Post-Operative Instructions For Local Anesthetic

Dr Clint Rau

At Young Smiles we offer local anesthetic in Manitowoc, Wisconsin. Our dentists may use it to help your child remain comfortable while they are at our office. If your child has never experienced local anesthetic before they may have questions about it and there are things that you can do to make their recovery easier. We suggest that you review the information below before your child’s appointment with Dr. Clint Rau or Dr. Thao T. Nguyen. If you have questions please call Young Smiles at 920-652-1100 and speak with a member of our team.

Post-Operative Instructions For Local Anesthetic
When we use local anesthetic, we are doing it to protect your child from pain. People often call this being numb or using Novocain. We usually tell your child that their lip and tooth will be “asleep”.

We technically use a material called Lidocaine with epinephrine. The Lidocaine gives you a “numb” feeling. The epinephrine is a naturally occurring material in your body that makes the Lidocaine work better. The epinephrine can make your heart race for a short period of time.
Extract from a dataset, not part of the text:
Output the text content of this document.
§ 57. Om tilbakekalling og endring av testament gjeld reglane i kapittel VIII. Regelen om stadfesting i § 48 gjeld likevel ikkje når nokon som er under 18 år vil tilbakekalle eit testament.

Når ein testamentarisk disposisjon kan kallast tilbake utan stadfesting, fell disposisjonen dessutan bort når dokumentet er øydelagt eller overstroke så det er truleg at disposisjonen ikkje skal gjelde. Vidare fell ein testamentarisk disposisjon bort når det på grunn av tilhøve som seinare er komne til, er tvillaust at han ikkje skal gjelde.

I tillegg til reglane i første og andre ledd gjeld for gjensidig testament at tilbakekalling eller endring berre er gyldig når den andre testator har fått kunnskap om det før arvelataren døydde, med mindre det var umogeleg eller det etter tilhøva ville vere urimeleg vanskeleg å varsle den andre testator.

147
Most of the time, your child will do very well with the injection and the dental work. Afterwards, many complain that the area hurts or they do not like the feeling. This is normal. As a parent, we want you to help them understand that being numb, or having their tooth asleep, after dental work is normal. We call this normalizing the behavior. Please, tell them it is normal and that it will go away. If you have been numb before please, share your experience with your child to comfort them and let them know that the numb feeling will go away.

We will tell your child that it takes about 4-5 hours for the feeling to go away. We often tell younger children that it takes two full movies for the feeling to go away. This gives them a time frame that they understand better.

When your child is numb it is easy for them to damage the lip or skin near the numb feeling. It is important that your child is allowed to experience this and not be afraid of being numb, so we want them to touch it gently. We tell them that they can touch it gently with one finger and/or lick it all they want. However, they should not chew or suck on it. They should not scratch it or rub on it very hard.

Food is really important. Ideally, you will have fed your child before the appointment. If you did not, they can eat after the work is done. However, your child should not chew. So they may have applesauce, yogurt, pudding, soft serve ice cream (no cone), broth and other items that do not need to be chewed. Chewing will increase the risk that your child will cause trauma to their sleeping lip.

You may give Motrin® or Tylenol® as needed for perceived pain.

If your child does bite their lip, there will be a white/purple area on the inside of the lip and they will have a fat lip. This will heal up over time.

We want your child to have the best possible experience, so we use multiple techniques to get your child numb. We use a TV to distract your child from the experience. We use nitrous oxide to help your child to not care as much about discomfort. Dr Rau will also use other distraction techniques if he thinks it is necessary.